CHRIST IN WINTER: Reflections on Faith & Life for the Years of Winter—WHY AND HOW I AM ANTI-ESTABLISHMENT [Sat, 6-24-23]
I’m one of the few men in our church—three or four on a normal Sunday, out of about fifty-- who wears a suit and tie to worship. I do it because I’m anti-establishment.
Don’t get me wrong; I do believe it’s okay to “come as you are.” One of the iconic moments early in our attendance at St. Mark’s was when two male ushers brought the offering up during the Doxology. One was wearing jeans and a white T-shirt. The other was wearing a suit and tie. It said so nicely that we include everybody.
The problem is: casualness in everything has become establishment. I am sometimes criticized for “dressing up.” That sort of criticism, either personally or on social media, is the essence of the establishment mentality, regardless of how “anti-establishment” you might look.

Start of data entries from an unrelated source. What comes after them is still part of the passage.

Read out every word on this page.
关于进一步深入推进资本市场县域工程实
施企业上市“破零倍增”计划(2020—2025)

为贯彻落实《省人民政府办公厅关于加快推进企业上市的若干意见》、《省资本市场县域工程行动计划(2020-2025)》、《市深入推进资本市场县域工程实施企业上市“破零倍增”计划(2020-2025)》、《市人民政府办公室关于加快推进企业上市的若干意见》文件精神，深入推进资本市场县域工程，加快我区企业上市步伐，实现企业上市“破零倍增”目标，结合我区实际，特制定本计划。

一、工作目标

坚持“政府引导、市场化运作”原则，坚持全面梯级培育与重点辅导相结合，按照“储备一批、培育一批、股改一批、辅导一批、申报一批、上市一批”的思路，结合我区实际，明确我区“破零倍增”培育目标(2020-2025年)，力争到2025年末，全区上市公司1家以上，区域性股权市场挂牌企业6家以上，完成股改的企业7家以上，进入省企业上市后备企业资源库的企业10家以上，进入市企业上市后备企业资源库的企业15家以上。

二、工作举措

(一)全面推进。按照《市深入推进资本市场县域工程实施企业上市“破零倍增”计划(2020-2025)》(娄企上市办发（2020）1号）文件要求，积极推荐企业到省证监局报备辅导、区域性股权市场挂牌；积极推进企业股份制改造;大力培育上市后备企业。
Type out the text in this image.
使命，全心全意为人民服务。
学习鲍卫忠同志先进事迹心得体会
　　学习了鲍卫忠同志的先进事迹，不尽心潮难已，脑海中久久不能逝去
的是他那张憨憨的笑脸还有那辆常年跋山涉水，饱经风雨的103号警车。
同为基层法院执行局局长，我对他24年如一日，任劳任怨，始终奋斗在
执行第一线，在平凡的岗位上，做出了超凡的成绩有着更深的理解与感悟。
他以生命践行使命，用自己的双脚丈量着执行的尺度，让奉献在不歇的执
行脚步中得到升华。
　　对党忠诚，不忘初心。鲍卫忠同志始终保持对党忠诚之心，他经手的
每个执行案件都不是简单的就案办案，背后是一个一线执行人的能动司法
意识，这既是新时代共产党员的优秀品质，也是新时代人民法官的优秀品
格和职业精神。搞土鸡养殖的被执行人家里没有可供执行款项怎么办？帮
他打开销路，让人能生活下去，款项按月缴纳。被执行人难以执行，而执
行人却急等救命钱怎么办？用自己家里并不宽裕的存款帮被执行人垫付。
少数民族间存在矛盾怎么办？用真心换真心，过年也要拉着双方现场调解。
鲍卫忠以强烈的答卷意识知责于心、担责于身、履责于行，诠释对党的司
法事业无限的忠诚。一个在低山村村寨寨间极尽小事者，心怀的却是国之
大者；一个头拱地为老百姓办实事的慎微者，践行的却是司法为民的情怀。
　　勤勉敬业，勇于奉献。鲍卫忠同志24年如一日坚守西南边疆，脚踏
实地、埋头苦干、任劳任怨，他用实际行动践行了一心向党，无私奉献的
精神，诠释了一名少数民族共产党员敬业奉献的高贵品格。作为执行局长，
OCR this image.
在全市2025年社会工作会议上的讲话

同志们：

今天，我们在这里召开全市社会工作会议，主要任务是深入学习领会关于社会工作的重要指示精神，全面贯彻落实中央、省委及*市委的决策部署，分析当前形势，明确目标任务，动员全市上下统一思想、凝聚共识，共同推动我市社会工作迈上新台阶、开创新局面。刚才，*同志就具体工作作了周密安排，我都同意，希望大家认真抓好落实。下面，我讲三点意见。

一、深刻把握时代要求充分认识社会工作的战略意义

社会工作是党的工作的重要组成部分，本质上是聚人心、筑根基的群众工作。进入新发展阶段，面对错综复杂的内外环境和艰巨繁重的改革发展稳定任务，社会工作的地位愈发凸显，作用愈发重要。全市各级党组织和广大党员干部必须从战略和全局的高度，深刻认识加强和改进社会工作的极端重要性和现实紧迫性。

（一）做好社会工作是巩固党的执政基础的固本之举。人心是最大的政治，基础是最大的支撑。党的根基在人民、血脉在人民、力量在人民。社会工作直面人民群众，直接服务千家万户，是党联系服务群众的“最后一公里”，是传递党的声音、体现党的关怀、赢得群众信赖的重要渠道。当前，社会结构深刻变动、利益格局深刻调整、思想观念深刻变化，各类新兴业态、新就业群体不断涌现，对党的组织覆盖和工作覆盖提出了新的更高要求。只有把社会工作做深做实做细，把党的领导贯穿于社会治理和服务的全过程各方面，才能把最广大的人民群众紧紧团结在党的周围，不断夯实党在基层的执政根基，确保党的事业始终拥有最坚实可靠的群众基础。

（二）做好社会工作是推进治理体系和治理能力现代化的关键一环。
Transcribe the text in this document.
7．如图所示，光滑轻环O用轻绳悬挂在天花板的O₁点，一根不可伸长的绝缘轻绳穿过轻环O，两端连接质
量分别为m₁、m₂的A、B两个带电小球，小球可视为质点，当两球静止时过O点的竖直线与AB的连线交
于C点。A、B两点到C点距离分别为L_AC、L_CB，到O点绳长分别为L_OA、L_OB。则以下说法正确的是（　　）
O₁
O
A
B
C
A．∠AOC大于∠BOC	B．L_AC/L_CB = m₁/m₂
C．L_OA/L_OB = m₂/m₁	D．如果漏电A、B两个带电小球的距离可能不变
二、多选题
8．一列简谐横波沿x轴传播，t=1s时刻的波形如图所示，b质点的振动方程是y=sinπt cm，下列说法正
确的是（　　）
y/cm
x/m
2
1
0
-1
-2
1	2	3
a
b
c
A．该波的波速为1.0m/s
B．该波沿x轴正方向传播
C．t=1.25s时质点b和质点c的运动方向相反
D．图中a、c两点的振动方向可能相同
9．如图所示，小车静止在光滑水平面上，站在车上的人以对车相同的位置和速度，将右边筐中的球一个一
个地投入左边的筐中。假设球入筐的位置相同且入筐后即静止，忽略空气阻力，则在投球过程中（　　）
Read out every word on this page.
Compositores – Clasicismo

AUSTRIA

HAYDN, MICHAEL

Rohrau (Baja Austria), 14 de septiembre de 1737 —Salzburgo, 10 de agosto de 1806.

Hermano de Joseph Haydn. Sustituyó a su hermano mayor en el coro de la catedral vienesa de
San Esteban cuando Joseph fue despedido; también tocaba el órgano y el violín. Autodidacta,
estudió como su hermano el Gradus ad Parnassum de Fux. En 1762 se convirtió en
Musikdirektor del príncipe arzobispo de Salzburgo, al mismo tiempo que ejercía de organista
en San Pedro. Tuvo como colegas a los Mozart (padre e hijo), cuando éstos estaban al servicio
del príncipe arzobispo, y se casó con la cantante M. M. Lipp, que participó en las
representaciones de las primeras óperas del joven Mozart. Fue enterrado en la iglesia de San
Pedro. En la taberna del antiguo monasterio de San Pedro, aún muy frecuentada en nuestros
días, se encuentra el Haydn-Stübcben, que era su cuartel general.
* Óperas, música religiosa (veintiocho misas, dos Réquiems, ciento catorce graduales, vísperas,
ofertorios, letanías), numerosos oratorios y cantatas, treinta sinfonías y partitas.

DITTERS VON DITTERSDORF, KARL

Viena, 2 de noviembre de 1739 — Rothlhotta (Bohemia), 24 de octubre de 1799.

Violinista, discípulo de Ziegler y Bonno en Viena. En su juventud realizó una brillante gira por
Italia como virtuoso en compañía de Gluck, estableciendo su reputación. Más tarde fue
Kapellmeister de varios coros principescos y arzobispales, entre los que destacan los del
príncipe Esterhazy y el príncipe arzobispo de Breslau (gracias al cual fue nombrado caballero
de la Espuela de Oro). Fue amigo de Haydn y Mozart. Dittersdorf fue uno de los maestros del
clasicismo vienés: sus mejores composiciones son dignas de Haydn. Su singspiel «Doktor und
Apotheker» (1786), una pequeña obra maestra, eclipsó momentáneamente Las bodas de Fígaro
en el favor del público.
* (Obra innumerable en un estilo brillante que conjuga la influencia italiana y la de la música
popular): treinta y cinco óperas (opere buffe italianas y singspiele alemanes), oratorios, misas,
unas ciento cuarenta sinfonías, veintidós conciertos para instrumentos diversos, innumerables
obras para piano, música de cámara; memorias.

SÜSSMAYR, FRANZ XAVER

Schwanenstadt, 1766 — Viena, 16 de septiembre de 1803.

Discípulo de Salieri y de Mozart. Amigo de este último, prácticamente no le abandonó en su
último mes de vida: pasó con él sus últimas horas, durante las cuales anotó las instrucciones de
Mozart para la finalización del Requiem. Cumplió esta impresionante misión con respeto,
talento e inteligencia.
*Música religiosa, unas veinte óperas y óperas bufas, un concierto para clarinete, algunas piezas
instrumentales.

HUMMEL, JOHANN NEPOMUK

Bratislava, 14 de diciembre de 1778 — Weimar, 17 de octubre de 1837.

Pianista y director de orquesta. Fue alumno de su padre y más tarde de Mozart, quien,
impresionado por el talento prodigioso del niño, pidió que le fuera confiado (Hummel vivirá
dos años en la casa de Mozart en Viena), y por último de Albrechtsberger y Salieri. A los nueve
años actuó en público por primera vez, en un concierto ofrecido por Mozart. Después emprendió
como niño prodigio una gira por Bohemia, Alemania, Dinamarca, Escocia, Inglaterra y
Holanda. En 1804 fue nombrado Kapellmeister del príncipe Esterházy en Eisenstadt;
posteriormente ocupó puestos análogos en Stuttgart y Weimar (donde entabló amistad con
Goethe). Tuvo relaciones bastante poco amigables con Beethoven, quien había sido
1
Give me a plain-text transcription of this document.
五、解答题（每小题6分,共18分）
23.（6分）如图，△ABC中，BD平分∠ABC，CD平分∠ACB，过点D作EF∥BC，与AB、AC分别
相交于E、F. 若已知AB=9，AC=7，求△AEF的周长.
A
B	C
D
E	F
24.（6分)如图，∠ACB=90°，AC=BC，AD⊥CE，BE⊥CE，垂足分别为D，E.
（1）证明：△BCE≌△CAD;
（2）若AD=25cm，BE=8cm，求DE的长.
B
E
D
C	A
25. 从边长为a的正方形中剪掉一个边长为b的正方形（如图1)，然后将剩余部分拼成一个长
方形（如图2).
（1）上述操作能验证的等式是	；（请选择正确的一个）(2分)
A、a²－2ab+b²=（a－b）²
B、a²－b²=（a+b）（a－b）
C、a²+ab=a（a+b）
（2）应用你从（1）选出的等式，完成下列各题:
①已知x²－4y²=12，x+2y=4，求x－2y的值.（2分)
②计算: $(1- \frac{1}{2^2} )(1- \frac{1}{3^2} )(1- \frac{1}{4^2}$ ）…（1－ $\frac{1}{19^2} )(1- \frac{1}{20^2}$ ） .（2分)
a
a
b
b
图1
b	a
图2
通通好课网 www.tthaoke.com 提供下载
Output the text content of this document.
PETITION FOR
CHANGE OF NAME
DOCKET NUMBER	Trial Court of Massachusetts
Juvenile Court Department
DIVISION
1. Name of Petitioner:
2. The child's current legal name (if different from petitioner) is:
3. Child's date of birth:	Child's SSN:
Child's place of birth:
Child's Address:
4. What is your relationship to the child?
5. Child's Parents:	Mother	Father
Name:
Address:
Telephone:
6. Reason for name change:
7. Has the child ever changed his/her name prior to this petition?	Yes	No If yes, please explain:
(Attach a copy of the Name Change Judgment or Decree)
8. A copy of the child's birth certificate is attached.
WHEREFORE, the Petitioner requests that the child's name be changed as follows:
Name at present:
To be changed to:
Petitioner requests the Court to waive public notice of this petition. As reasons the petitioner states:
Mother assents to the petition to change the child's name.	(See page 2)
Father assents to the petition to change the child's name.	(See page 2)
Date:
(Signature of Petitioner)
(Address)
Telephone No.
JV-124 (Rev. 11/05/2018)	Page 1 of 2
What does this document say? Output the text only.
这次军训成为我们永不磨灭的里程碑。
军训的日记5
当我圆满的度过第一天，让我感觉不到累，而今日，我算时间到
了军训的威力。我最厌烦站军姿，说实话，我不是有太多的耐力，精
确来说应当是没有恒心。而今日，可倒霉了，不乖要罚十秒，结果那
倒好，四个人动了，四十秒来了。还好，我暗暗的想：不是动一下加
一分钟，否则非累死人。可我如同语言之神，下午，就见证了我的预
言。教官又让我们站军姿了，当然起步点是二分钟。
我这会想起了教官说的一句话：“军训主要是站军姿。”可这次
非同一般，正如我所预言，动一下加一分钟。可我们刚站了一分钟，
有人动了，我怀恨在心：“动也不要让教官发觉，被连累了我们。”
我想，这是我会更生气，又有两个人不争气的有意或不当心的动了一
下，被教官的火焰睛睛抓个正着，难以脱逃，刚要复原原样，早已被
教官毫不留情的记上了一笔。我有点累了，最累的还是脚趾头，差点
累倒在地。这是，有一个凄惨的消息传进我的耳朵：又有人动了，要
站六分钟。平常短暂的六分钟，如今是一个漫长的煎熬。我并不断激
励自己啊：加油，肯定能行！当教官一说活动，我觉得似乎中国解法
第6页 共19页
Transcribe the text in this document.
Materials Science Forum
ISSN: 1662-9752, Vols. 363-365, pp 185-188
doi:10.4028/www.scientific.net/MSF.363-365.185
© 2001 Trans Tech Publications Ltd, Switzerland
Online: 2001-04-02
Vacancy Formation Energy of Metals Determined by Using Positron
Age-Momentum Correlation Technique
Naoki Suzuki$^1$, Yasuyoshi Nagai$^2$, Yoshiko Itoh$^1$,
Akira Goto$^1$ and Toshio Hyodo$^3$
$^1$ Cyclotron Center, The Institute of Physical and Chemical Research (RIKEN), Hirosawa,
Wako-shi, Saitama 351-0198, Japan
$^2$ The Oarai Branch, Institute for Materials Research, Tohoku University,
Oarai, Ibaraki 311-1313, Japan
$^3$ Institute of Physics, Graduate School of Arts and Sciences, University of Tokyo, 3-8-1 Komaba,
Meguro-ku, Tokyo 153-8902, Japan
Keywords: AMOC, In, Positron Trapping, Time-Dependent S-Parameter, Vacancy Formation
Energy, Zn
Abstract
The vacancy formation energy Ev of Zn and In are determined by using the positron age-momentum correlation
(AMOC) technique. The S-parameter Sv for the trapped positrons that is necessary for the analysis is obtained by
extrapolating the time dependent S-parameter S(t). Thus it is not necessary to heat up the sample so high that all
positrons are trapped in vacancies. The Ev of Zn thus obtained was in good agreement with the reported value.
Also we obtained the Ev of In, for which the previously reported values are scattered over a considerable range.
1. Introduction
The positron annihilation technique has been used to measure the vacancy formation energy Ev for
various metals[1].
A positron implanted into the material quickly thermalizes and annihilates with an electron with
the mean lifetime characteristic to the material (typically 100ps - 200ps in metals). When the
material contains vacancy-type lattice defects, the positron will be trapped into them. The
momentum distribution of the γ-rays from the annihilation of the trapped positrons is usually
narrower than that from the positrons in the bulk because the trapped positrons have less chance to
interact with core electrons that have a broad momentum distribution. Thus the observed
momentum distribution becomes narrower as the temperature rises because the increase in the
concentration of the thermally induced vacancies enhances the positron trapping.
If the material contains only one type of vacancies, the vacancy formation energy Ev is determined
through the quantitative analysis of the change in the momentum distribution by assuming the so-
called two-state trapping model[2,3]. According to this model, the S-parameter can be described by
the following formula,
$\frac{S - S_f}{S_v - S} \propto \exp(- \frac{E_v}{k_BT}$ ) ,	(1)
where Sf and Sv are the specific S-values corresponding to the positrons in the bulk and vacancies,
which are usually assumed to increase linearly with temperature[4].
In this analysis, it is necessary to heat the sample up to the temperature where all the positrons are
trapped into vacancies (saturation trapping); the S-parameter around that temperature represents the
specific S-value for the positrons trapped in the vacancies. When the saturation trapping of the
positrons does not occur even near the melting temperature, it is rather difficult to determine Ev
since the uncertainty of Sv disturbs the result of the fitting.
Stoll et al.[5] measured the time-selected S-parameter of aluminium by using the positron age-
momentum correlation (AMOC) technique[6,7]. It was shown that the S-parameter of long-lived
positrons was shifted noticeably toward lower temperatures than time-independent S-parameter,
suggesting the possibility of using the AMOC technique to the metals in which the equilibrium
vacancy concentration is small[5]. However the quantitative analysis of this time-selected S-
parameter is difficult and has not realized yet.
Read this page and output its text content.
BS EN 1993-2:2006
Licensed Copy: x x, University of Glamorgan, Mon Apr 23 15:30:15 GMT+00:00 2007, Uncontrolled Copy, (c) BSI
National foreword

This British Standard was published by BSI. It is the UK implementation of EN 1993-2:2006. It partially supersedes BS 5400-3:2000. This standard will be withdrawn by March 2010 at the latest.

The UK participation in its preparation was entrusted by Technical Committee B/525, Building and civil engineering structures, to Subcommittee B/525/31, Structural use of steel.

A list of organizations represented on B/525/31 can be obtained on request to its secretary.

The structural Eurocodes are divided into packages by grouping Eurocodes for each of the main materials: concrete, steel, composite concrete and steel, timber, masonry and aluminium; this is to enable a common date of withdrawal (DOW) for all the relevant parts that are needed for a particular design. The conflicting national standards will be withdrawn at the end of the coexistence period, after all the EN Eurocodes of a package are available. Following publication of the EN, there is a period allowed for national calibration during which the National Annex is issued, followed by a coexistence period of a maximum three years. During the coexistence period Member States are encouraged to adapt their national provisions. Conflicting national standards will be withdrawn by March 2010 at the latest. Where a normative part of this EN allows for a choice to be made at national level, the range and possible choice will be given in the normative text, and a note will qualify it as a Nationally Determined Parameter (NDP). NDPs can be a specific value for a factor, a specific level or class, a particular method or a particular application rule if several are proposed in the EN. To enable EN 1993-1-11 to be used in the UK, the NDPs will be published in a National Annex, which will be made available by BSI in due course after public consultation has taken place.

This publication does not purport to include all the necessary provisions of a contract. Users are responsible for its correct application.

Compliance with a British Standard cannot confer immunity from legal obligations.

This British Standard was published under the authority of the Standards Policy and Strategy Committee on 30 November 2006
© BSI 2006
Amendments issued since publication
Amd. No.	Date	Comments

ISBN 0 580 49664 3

A friend of our daughter, Katie Kennedy, the author, sent a photo of her father as a young man in 1946, going to the movies with two of his friends. He’s 100 now, and she wanted to show that he hasn’t changed much. In the photo, the three young men are wearing suits and ties to go to the movies!
Look at all the public photos from back then, even outdoor venues like baseball games, and you’ll see the same thing—suits and ties and fedoras for men, dresses and high heels and fancy hats for women.
Back then, we all wanted to be part of the establishment—government, economy, education, church—part of the mainstream of society, so when we went out in public, we dressed like the leaders of business and education and government and church dressed, to show that we belonged.
Then came the 1960s… and Viet Nam. It was the people in suits who sent us to die in Viet Nam. We no longer wanted to be part of the establishment. So we went braless, and wore bell-bottoms and t-shirts with slogans, and flowers in our long hair.
I was a campus minister then. One day I was standing on campus, watching a student demonstration, with a woman friend who was very precise in all her ways. A “well endowed” student came toward us, wearing a t-shirt, and obviously braless. My friend said, “She just looks so disorganized.”
Precisely the point for those students!
So, little by little, even the most formal among us started dressing down. I’d walk down a hallway in an academic building and look into a classroom and be unable to tell the professor from the students.
It felt so free, so comfortable! Why not be casual all the time?
The problem is that there is always an establishment. The anti-establishment becomes the establishment.
When that happens, the only way to maintain your credibility as anti is to be more and more “extreme,” the favorite word of the world of entertainment, and to “double down,” the favorite phrase of politicians.
As everything becomes more extreme, everything becomes more divided. That’s today’s establishment.
Or…
…you can wear a suit and tie to church. To show that you are anti-establishment.